1. A method for recycling wastes is characterized by comprising the following steps: pretreating wastes to obtain wastewater with the phosphate concentration being more than 70mg/L in terms of phosphorus and the ammonia nitrogen concentration being more than 60mg/L in terms of nitrogen, then respectively feeding the wastewater, alkali liquor and magnesium salt solution from the lower end of a reactor, simultaneously refluxing supernatant liquid at the top of the reactor to the lower end of the reactor, and mixing the supernatant liquid with the wastewater, the alkali liquor and the magnesium salt solution to form a fluidized reaction zone;

at the beginning of the reaction, adding struvite particles serving as seed crystals into the fluidized reaction zone, setting the void ratio of the fluidized reaction zone to be 0.8-0.9, and calculating the reflux flow of supernatant liquid;

keeping the reflux flow and the feeding amount of the wastewater and the magnesium salt solution unchanged, continuing the reaction until the void ratio of the fluidization reaction zone is reduced to be below 0.7, and removing the struvite particles with large particle size in the fluidization reaction zone.

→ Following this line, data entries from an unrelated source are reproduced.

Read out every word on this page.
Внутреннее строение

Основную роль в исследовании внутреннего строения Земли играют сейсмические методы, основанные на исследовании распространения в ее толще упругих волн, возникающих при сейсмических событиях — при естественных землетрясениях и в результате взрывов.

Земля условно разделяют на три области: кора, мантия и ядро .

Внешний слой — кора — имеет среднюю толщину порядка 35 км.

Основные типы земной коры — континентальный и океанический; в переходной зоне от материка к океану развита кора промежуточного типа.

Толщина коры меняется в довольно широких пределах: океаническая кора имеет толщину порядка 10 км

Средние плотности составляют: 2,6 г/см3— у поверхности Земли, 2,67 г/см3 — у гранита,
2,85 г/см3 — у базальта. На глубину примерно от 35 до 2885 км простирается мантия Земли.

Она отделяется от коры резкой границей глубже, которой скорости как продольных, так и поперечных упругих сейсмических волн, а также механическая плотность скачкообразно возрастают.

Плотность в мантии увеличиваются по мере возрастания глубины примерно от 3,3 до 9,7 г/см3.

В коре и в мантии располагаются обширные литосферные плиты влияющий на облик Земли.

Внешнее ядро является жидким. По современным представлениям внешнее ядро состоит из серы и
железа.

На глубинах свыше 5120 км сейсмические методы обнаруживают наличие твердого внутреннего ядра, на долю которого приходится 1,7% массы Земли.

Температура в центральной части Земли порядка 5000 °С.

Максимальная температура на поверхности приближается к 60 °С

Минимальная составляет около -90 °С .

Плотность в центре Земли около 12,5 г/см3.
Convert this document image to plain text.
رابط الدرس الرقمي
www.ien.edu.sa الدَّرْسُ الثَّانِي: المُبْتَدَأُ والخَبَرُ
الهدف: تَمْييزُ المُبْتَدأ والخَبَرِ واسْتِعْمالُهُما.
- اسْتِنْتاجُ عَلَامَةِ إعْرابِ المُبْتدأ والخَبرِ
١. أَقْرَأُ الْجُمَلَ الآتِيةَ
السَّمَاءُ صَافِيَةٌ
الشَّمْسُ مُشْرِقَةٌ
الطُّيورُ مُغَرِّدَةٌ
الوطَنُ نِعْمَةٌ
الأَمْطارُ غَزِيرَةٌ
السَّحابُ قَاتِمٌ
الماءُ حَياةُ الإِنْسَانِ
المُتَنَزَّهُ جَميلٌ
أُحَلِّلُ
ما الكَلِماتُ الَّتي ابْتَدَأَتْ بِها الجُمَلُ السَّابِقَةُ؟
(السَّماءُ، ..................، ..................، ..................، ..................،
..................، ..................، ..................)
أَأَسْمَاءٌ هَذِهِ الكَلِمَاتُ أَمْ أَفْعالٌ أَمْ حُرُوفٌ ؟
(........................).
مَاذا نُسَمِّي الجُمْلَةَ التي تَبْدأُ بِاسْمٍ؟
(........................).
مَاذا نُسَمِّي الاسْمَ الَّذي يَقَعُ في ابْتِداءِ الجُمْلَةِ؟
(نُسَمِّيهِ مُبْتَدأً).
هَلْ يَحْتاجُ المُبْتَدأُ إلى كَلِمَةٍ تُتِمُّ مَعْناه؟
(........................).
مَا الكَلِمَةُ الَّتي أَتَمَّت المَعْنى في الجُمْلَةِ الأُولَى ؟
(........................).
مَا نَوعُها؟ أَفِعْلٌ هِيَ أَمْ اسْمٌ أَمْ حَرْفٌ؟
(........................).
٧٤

2. The method of claim 1, wherein the void ratio of the fluidized reaction zone is a ratio of a volume occupied by the liquid in the fluidized reaction zone to a volume of the fluidized reaction zone.

3. The method as claimed in claim 1 or 2, wherein after the struvite particles with large particle size in the fluidized reaction zone are removed, the struvite particles with small particle size automatically descending to the fluidized reaction zone from the upper part of the reactor are used as seed crystals to continue the reaction until the void ratio in the fluidized reaction zone is reduced to below 0.7 again, the struvite particles with large particle size in the fluidized reaction zone are removed, and the process is repeated.

4. The method for recycling waste as resources according to any one of claims 1 to 3, wherein the reactor comprises the fluidized reaction zone, the transition zone and the settling zone in sequence from bottom to top, and the cross sectional area of each zone increases in a stepwise manner from bottom to top.

5. The method of claim 4, wherein the upward flow velocity of the liquid in the settling zone is less than 2.0 x 10^-3m s^-1。

6. The method for recycling waste according to any one of claims 1 to 5, wherein struvite particles as seed crystals added at the beginning of the reaction have a particle size of 0.8 to 2.0mm and a porosity of 0.1 to 0.2.

7. The method for recycling waste as resources according to any one of claims 1 to 6, wherein supersaturation degree in the reactor is controlled during production, and when the top of the reactor is continuously turbid, the feeding amount of the alkali liquor is reduced.

8. A struvite particle with a large particle size produced by the method for recycling waste of any one of claims 1 to 7.

9. The large-particle-size struvite particles of claim 8, wherein the large-particle-size struvite particles have a particle size of 3 to 4mm and a porosity of 0.01 to 0.05.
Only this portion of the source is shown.